The curves show that for the vast majority of the income distribution, assessed values are closer to the Line of Equality. This can be interpreted two ways:
In this situation, the graph shows slightly regressive property valuations. This is not immediately intuitive, but to conceptualize this, think of an exaggerated “progressive” policy, where all houses were valued at $0 with one house responsible for all the assessed value. In this distribution, curve would be at 0 until the final house, where it would jump to 100% of the cumulative value (a Gini of 1). Thus, a higher Gini represents more progressive assessments, where tax assessments become larger as property value increases.
To translate these curves to a single metric, the Kakwani Index (KI) and Modified Kakwani Index (MKI) are used (as proposed by Quintos). These are straightforward, with the following definitions:
Assessed Gini - Sale Price Gini
Assessed Gini / Sale Price Gini
# Calculate the sum of the n elements of the assessed vector
n <- length(assessed)
g_assessed <- sum(assessed * seq_len(n))
# Compute the Gini coefficient based on the previously calculated sum
# and the increasing sum of all elements in the assessed vector
g_assessed <- 2 * g_assessed / sum(assessed) - (n + 1L)

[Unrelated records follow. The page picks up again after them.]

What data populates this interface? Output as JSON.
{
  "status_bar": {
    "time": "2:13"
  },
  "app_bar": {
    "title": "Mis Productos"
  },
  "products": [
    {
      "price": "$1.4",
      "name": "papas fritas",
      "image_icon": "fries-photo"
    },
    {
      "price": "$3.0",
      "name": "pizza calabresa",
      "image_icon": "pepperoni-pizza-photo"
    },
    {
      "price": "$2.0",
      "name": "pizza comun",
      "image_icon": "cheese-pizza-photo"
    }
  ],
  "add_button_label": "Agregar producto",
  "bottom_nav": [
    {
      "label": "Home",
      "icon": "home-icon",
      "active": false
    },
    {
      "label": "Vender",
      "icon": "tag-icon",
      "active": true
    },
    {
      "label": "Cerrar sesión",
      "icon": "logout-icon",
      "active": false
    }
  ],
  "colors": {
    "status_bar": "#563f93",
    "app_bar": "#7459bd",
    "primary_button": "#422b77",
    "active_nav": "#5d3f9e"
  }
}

# Normalize the Gini coefficient by dividing it by n.
gini_assessed <- g_assessed / n
# Follow the same process for the sale_price vector
g_sale <- sum(sale_price * seq_len(n))
g_sale <- 2 * g_sale / sum(sale_price) - (n + 1L)
gini_sale <- g_sale / n
MKI <- round(gini_assessed / gini_sale, 4)
KI <- round(gini_assessed - gini_sale, 4)

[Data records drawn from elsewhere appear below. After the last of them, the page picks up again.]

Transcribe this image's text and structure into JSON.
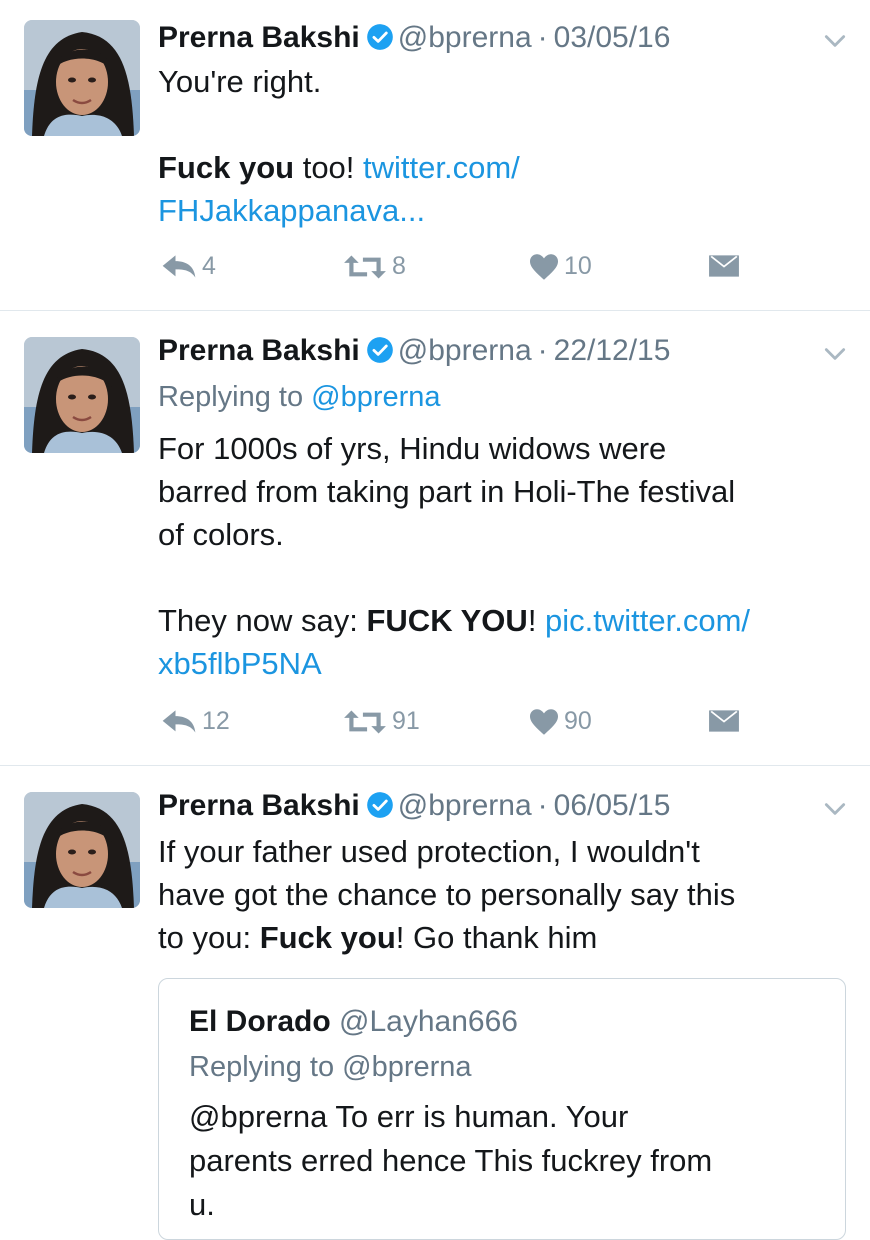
{
  "tweets": [
    {
      "name": "Prerna Bakshi",
      "handle": "@bprerna",
      "date": "03/05/16",
      "line1": "You're right.",
      "line2_bold": "Fuck you",
      "line2_rest": " too! ",
      "link1": "twitter.com/",
      "link2": "FHJakkappanava...",
      "replies": "4",
      "retweets": "8",
      "likes": "10"
    },
    {
      "name": "Prerna Bakshi",
      "handle": "@bprerna",
      "date": "22/12/15",
      "replying_prefix": "Replying to ",
      "replying_handle": "@bprerna",
      "p1_l1": "For 1000s of yrs, Hindu widows were",
      "p1_l2": "barred from taking part in Holi-The festival",
      "p1_l3": "of colors.",
      "p2_pre": "They now say: ",
      "p2_bold": "FUCK YOU",
      "p2_post": "! ",
      "link1": "pic.twitter.com/",
      "link2": "xb5flbP5NA",
      "replies": "12",
      "retweets": "91",
      "likes": "90"
    },
    {
      "name": "Prerna Bakshi",
      "handle": "@bprerna",
      "date": "06/05/15",
      "l1": "If your father used protection, I wouldn't",
      "l2": "have got the chance to personally say this",
      "l3_pre": "to you: ",
      "l3_bold": "Fuck you",
      "l3_post": "! Go thank him"
    }
  ],
  "quoted": {
    "name": "El Dorado",
    "handle": "@Layhan666",
    "replying_prefix": "Replying to ",
    "replying_handle": "@bprerna",
    "l1": "@bprerna To err is human. Your",
    "l2": "parents erred hence This fuckrey from",
    "l3": "u."
  },
  "colors": {
    "link": "#1b95e0",
    "muted": "#657786",
    "icon": "#8899a6",
    "verified": "#1da1f2"
  }
}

The output for the Modified Kakwani Index is 0.4595, and the Kakwani Index is -0.2282. According to the following table, this means that the assessments are slightly regressive.
KI Range | MKI Range | Interpretation |
---|---|---|
< 0 | < 1 | Regressive |
= 0 | = 1 | Vertical Equity |
> 0 | > 1 | Progressive |
Selective appraisal, sometimes referred to as sales chasing, happens when a property is reappraised to shift its assessed value toward its actual sale price. The CCAO requires selective appraisal detection in every sales ratio study. This is because selective appraisal renders all other sales ratio statistics suspect. In the code below, we construct two sets of ratios, one normally distributed, and one ‘chased.’
# Generate distributions of fake ratios, including one with "sales chasing"
normal_ratios <- c(rnorm(1000, 1, 0.15))
chased_ratios <- c(rnorm(900, 1, 0.15), rep(1, 100))
# Plot the CDFs of each vector. Notice the flat spot on the red CDF
ggplot() +
stat_ecdf(data = data.frame(x = normal_ratios), aes(x), color = "blue") +
stat_ecdf(data = data.frame(x = chased_ratios), aes(x), color = "red") +
geom_vline(xintercept = 0.98) +
geom_vline(xintercept = 1.02) +
xlim(0.7, 1.3) +
labs(x = "Ratio", y = "F(x)") +
theme_minimal()
# Detect chasing for each vector
tibble(
"Blue Chased?" = detect_chasing(normal_ratios),
"Red Chased?" = detect_chasing(chased_ratios)
) %>%
kable(format = "markdown", digits = 3)
Blue Chased? | Red Chased? |
---|---|
FALSE | TRUE |
Ratios that include selective appraisals will be clustered around the value of 1 much more than ratios produced by a CAMA system. We can see this visually in the graph where the cumulative distribution curve shows a discontinuous jump, or ‘flat spot’, near 1.